Vaccine. 2025 Sep 17;63:127626. doi: 10.1016/j.vaccine.2025.127626. Epub 2025 Aug 27.
Chimeric hemagglutinin (cHA)-based vaccines represent a promising strategy toward the development of a broadly protective universal influenza virus vaccine. Previous studies show that sequential administration of cHA split influenza vaccines stimulates broadly cross-reactive antibodies targeting the HA stalk and induces systemic and localized CD4 T-cell responses to the HA, neuraminidase (NA), and nucleoprotein (NP). However, the exact role of the T-cellular immune response in the protection after vaccination with cHA constructs remains underinvestigated. Here we provide an in-depth characterization of the innate immune response and antigen-specific T-cellular immune response in mice after sequential immunization with the group 2 cH15/3N2 and cH4/3N2 virus vaccine candidates with or without CpG 1018 adjuvant and during a heterologous virus challenge. The non-adjuvanted split vaccine induced mixed Th1/Th2 T-cellular immune response associated with interferon-γ, interleukin (IL)-2, tumor necrosis factor α, IL-4, IL-5, IL-13, and IL-10 production whereas the adjuvanted vaccine (split/CpG) induced a Th1-polarized T-cellular immune response mediated by IL2TNFα and IFNγIL2TNFα polyfunctional CD4 effector memory T-lymphocytes. An increase in the Th2-associated cytokines (IL-4, IL-5, IL-13) and the eosinophil accumulation was shown in the lungs of mice immunized with a non-adjuvanted split vaccine after a challenge with a phylogenetically distant influenza virus. We also investigated the ability of T-cells to induce protection against the heterologous virus challenge in passive-transfer and T-cell depletion experiments. Passive transfer of sera from mice immunized with split/CpG vaccine reduced weight loss, inflammatory cytokine production, and viral replication in lungs after challenge. Passive transfer of T-cells from immunized to naïve mice did not reduce weight loss and viral replication but affected the innate immune cell population dynamics and cytokine response in mouse lungs after the challenge. The depletion of CD4 T-cells did not affect viral replication in mouse lungs but influenced cytokine production and innate immune cell population dynamics.
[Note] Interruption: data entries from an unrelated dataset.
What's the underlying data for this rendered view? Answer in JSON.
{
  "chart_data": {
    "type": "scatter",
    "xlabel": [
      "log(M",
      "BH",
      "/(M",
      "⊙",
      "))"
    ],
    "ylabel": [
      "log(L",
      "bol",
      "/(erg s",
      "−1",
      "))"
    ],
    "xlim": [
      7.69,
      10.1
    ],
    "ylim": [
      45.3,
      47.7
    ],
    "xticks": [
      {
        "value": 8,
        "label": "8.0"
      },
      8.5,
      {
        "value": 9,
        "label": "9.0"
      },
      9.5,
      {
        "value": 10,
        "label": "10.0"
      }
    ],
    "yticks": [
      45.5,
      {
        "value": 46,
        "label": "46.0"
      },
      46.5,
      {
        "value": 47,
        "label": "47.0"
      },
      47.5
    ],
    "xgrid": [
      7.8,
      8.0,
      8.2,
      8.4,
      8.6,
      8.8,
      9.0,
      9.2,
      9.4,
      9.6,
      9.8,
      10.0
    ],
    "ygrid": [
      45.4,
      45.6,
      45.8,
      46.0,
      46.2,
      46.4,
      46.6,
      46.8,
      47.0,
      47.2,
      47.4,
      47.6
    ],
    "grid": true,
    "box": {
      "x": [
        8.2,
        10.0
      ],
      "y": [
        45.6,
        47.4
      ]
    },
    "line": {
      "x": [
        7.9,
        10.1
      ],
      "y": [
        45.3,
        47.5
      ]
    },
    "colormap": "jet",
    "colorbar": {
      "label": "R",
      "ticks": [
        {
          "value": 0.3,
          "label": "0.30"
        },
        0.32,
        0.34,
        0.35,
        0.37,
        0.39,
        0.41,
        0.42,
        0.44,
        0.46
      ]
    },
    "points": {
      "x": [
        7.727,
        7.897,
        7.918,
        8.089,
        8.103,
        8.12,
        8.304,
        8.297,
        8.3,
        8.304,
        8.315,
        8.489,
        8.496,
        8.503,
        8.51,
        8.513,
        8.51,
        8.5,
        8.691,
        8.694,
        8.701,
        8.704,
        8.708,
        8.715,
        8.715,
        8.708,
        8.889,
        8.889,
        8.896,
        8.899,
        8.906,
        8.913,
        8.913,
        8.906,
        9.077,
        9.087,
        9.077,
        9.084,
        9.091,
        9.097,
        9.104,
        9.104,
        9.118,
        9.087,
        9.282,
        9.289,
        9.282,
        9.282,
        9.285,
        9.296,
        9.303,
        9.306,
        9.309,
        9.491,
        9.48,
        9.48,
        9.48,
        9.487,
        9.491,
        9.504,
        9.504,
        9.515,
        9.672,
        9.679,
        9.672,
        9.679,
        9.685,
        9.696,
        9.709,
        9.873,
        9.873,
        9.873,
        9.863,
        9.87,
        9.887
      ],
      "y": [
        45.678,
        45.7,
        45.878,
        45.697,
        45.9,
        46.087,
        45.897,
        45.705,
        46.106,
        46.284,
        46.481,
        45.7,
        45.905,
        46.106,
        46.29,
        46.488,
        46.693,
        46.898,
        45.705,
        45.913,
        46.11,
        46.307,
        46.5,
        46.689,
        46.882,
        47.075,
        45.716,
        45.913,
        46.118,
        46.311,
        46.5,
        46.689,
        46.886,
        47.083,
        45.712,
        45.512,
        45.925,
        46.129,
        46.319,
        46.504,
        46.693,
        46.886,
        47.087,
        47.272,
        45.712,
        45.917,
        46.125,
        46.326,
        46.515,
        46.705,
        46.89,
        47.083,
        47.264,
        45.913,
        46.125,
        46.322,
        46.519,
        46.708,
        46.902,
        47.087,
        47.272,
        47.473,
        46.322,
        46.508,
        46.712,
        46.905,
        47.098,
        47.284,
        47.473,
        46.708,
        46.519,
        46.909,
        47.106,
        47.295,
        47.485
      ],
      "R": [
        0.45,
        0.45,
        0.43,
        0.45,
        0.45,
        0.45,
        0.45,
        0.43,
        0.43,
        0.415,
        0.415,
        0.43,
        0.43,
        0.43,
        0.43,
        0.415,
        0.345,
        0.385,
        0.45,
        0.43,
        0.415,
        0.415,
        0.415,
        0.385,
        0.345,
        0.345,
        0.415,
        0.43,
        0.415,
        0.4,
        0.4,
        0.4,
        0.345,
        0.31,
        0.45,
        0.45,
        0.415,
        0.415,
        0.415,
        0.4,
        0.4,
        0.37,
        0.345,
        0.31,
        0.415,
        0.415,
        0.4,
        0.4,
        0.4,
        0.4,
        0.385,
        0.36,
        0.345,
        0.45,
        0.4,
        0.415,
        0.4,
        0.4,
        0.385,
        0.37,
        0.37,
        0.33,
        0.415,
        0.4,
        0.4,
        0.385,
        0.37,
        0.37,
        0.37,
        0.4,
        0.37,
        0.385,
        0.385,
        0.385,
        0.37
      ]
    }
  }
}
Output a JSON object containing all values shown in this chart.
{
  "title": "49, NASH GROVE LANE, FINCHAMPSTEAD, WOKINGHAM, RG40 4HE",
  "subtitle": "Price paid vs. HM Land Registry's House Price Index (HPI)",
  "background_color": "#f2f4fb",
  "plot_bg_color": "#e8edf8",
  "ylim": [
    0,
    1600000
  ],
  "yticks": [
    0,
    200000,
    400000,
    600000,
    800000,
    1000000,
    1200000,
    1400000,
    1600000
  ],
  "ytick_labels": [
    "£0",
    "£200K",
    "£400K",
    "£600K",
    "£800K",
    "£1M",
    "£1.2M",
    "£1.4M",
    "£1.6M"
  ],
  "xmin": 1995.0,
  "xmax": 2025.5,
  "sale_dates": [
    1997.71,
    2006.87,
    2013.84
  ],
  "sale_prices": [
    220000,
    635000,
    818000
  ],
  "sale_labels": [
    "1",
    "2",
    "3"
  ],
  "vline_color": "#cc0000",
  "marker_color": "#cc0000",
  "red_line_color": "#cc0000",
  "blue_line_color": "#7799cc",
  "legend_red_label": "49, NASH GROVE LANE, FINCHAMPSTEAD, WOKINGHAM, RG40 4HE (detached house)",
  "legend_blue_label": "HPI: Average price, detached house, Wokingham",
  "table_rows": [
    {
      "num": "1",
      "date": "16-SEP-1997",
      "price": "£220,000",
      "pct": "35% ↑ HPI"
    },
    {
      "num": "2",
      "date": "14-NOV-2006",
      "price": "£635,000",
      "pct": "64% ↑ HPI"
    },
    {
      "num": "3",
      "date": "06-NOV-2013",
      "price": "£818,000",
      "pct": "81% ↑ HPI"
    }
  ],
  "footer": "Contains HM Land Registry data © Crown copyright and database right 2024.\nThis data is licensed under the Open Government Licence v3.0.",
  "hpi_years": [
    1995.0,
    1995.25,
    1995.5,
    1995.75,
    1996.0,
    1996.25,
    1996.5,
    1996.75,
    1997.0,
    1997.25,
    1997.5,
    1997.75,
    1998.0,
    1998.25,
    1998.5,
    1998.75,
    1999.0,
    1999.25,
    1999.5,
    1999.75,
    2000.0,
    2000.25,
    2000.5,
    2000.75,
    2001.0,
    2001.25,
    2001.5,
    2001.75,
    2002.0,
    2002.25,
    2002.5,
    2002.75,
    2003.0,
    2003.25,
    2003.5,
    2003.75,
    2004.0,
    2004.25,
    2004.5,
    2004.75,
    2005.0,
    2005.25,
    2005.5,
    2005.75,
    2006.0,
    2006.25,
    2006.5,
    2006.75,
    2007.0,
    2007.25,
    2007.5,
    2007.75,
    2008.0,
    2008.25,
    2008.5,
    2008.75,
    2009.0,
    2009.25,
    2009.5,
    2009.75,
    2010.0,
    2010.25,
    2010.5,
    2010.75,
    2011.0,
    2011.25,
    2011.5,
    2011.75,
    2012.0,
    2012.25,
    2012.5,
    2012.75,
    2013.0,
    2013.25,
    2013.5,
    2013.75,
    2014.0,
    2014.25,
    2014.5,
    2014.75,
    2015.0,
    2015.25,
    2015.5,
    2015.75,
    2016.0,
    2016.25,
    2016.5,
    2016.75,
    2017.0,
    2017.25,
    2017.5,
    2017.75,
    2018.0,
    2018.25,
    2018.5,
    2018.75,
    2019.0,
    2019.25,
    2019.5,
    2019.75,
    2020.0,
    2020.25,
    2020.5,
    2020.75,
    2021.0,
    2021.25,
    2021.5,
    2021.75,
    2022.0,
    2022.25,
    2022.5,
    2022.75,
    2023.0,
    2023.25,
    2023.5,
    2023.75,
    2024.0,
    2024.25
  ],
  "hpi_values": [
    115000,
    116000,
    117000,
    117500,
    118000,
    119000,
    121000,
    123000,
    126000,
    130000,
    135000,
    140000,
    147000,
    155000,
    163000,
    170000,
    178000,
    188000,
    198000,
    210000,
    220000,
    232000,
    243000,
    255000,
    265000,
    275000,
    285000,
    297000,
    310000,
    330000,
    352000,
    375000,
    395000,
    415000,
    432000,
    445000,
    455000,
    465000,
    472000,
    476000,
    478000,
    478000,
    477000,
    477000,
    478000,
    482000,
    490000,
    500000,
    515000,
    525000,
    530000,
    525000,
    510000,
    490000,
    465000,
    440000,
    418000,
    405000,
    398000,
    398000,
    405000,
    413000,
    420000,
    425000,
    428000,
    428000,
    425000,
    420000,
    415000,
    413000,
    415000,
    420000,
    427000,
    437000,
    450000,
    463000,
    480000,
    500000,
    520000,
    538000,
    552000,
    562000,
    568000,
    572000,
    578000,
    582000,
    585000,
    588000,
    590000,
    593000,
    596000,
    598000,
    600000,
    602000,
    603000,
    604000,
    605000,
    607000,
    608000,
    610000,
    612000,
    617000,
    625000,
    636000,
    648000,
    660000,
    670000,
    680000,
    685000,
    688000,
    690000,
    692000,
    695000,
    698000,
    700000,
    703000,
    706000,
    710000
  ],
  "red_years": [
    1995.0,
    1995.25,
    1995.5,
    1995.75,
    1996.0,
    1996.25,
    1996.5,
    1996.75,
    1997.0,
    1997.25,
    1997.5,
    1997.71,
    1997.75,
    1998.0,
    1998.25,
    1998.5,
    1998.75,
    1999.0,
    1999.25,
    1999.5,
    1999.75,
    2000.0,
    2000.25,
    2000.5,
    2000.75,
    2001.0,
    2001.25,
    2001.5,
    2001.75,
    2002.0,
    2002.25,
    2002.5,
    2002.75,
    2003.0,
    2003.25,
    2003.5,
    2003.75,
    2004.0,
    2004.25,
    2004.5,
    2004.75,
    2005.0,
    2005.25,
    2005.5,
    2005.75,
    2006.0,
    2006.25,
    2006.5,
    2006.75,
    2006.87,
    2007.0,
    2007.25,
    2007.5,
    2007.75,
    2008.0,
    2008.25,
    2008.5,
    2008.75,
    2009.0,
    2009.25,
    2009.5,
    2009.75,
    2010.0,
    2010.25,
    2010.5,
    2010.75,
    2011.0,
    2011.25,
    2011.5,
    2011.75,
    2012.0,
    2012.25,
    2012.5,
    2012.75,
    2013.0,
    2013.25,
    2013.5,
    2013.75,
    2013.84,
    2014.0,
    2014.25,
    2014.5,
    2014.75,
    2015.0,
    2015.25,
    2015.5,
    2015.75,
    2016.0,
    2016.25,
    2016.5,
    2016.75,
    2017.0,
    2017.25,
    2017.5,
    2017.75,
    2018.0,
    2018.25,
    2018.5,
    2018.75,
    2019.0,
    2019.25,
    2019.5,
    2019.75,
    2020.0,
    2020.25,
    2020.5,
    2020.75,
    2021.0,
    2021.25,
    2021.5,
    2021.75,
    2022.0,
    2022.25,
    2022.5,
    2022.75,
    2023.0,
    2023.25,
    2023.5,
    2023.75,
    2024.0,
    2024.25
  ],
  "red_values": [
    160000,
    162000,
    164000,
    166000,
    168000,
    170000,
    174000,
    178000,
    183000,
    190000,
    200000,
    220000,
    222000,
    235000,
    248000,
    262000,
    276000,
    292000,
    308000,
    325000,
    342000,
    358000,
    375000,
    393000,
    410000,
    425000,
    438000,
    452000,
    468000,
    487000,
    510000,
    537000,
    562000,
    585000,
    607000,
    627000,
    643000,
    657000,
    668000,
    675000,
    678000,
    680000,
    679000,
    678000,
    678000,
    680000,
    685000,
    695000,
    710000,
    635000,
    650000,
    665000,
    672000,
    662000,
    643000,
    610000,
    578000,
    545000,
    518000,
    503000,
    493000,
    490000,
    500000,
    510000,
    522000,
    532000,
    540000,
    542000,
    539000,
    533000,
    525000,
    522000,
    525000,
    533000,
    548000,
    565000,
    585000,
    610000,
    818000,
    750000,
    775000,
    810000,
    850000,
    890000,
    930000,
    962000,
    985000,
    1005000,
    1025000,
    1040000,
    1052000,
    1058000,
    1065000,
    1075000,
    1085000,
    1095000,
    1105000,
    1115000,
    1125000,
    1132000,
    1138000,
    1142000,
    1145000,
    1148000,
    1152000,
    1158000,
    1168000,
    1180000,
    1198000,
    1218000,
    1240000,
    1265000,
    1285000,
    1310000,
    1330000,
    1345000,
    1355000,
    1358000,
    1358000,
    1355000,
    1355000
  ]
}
基于嵌合血凝素(cHA)的疫苗是开发具有广泛保护性的通用流感病毒疫苗的一种有前景的策略。先前的研究表明,序贯接种cHA裂解流感疫苗可刺激针对HA茎部的广泛交叉反应性抗体,并诱导对HA、神经氨酸酶(NA)和核蛋白(NP)的全身和局部CD4 T细胞反应。然而,在用cHA构建体接种疫苗后,T细胞免疫反应在保护中的具体作用仍未得到充分研究。在这里,我们深入表征了在接种或未接种CpG 1018佐剂的情况下,用2组cH15/3N2和cH4/3N2病毒候选疫苗序贯免疫小鼠后以及在异源病毒攻击期间的先天免疫反应和抗原特异性T细胞免疫反应。未加佐剂的裂解疫苗诱导了与干扰素-γ、白细胞介素(IL)-2、肿瘤坏死因子α、IL-4、IL-5、IL-13和IL-10产生相关的混合Th1/Th2 T细胞免疫反应,而加佐剂的疫苗(裂解/CpG)诱导了由IL2TNFα和IFNγIL2TNFα多功能CD4效应记忆T淋巴细胞介导的Th1极化T细胞免疫反应。在用系统发育上遥远的流感病毒攻击后,用未加佐剂的裂解疫苗免疫的小鼠肺部显示出Th2相关细胞因子(IL-4、IL-5、IL-13)增加和嗜酸性粒细胞积累。我们还在被动转移和T细胞耗竭实验中研究了T细胞诱导针对异源病毒攻击的保护能力。用裂解/CpG疫苗免疫的小鼠血清的被动转移减少了攻击后肺部的体重减轻、炎性细胞因子产生和病毒复制。将免疫小鼠的T细胞被动转移到未免疫小鼠中并没有减轻体重减轻和病毒复制,但影响了攻击后小鼠肺部先天免疫细胞群体动态和细胞因子反应。CD4 T细胞的耗竭并没有影响小鼠肺部的病毒复制,但影响了细胞因子产生和先天免疫细胞群体动态。